More U.S. teens died of drug overdose in 2015 than they did the year before, according to a report released Aug. 16 by the Centers for Disease Control and Prevention.
From 2014 to 2015, the rate of drug overdose deaths among adolescents aged 15 to 19 increased by nearly 20 percent. In 2015, more than 770 teens in this age group died of drug overdose. The majority of overdose deaths among this demographic were accidental.
“This is a public health crisis,” Dr. Wilson Compton, deputy director of the National Institute on Drug Abuse, told The Washington Times.
Overdose death rates involving opioids, specifically heroin, were higher than those of other substances. In fact, the rate of heroin overdose deaths among this group in 2015 was three times higher than it was in 1999.
According to the report, the rate of opioid-related overdose deaths among adolescents aged 15 to 19 remained steady from 2012 to 2014 but increased from 2014 to 2015. Among this group, the overdose death rates involving synthetic opioids excluding methadone rose significantly from 2014 to 2015.
Synthetic opioids are drugs with a similar chemical structure to natural opioids such as morphine, but they are manufactured in chemical laboratories. This line of drugs includes fentanyl, tramadol and meperidine.
The drug overdose death rate involving cocaine among this age group rose between 1999 and 2006. After declining in 2009, cocaine-related overdose deaths leveled off from 2009 to 2013 and then climbed again from 2013 to 2015.
The CDC report comes amid an opioid epidemic in the United States. A number of states have issued a public health crisis related to opioid abuse, and President Donald Trump recently called the drug epidemic a national health emergency.
“This is a warning sign that we need to keep paying attention to what’s happening with young people,” Katherine Keyes, a Columbia University expert on drug abuse issues who wasn’t involved in the study, told The Associated Press.
The overdose death rate for male and female teens aged 15 to 19 increased between 1999 and the mid-2000s. However, only male teens experienced statistical declines in overdose death rates from 2007 to 2014. From 2014 to 2015, the rate increased by 15 percent among male teens.
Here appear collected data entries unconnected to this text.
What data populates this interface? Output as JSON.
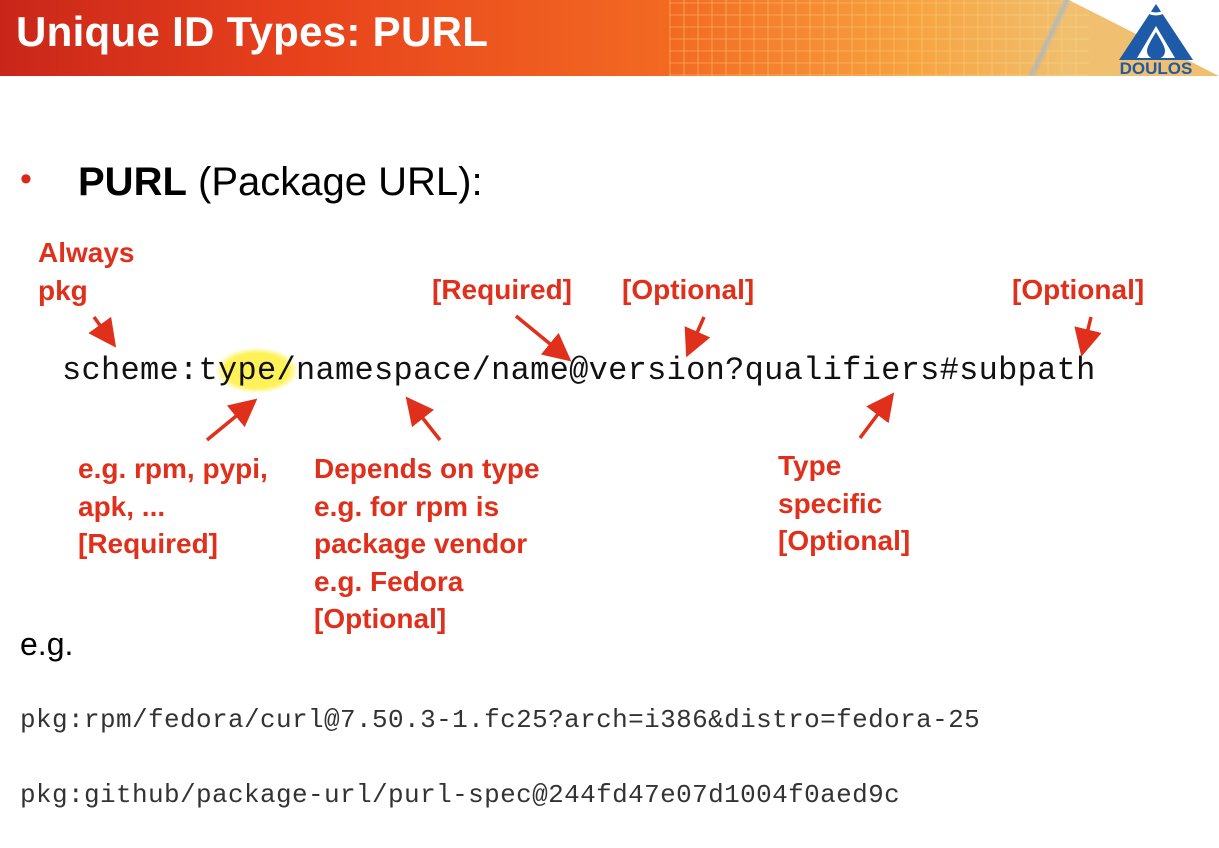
{
  "header": {
    "title": "Unique ID Types: PURL",
    "logo_text": "DOULOS",
    "colors": {
      "bar_start": "#c9261a",
      "bar_end": "#f7a340",
      "logo": "#1d5aa8"
    }
  },
  "bullet": {
    "term": "PURL",
    "description": " (Package URL):"
  },
  "syntax": {
    "pre": "scheme:t",
    "highlight": "ype/",
    "post": "namespace/name@version?qualifiers#subpath"
  },
  "annotations": {
    "scheme": "Always\npkg",
    "name": "[Required]",
    "version": "[Optional]",
    "subpath": "[Optional]",
    "type": "e.g. rpm, pypi,\napk, ...\n[Required]",
    "namespace": "Depends on type\ne.g. for rpm is\npackage vendor\ne.g. Fedora\n[Optional]",
    "qualifiers": "Type\nspecific\n[Optional]",
    "color": "#e0301c"
  },
  "examples": {
    "label": "e.g.",
    "items": [
      "pkg:rpm/fedora/curl@7.50.3-1.fc25?arch=i386&distro=fedora-25",
      "pkg:github/package-url/purl-spec@244fd47e07d1004f0aed9c"
    ]
  }
}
The report showed that the overdose death rate among male teens in this demographic peaked in 2007, while female teens experienced their highest rate of drug overdose deaths in 2015. From 2013 to 2015, the overdose death rate among female adolescents increased by 35 percent.
Each year from 1999 to 2015, the drug overdose death rate was higher among male teens aged 15 to 19 than it was for female teens in that age group, according to the report. However, in 2015, the rate of drug overdose deaths caused by suicide among female teens was more than double that of male teens.
It’s not just teens who are experiencing drug overdoses. The opioid epidemic has affected people of all ages, and its effect on road safety is a growing problem.
In recent months, images of individuals overdosed in cars have circulated in the media. Vehicular crashes involving overdosing drivers have become more common, and a number of U.S. paramedics have administered naloxone, an opioid overdose reversal medication, to restore normal respiration in overdose victims.
In Ohio, the number of car crashes involving drugs grew by more than 21 percent from 2013 to 2016, according to the state department of transportation. In 2016, more than 4,600 crashes associated with drug use occurred in the state.
The National Highway Traffic Safety Administration found that the number of drug-related crashes in the United States more than tripled from 1993 to 2015.
According to a report by the Governors Highway Safety Association and the Foundation for Advancing Alcohol Responsibility, more U.S. drivers died of drug-impaired driving than of drunk driving in 2015.
Among fatally injured drivers with a known test result, drugs were found in about 43 percent of deceased motorists, while alcohol was present in about 37 percent of them. Evidence of marijuana was found in about 35 percent of positive tests.
“Data in the report showed that for the first time there are more dead drivers for which we have test results that are positive for drugs than there are who were positive for alcohol,” James Hedlund, a safety expert with Highway Safety North in Ithaca, New York, told CNN.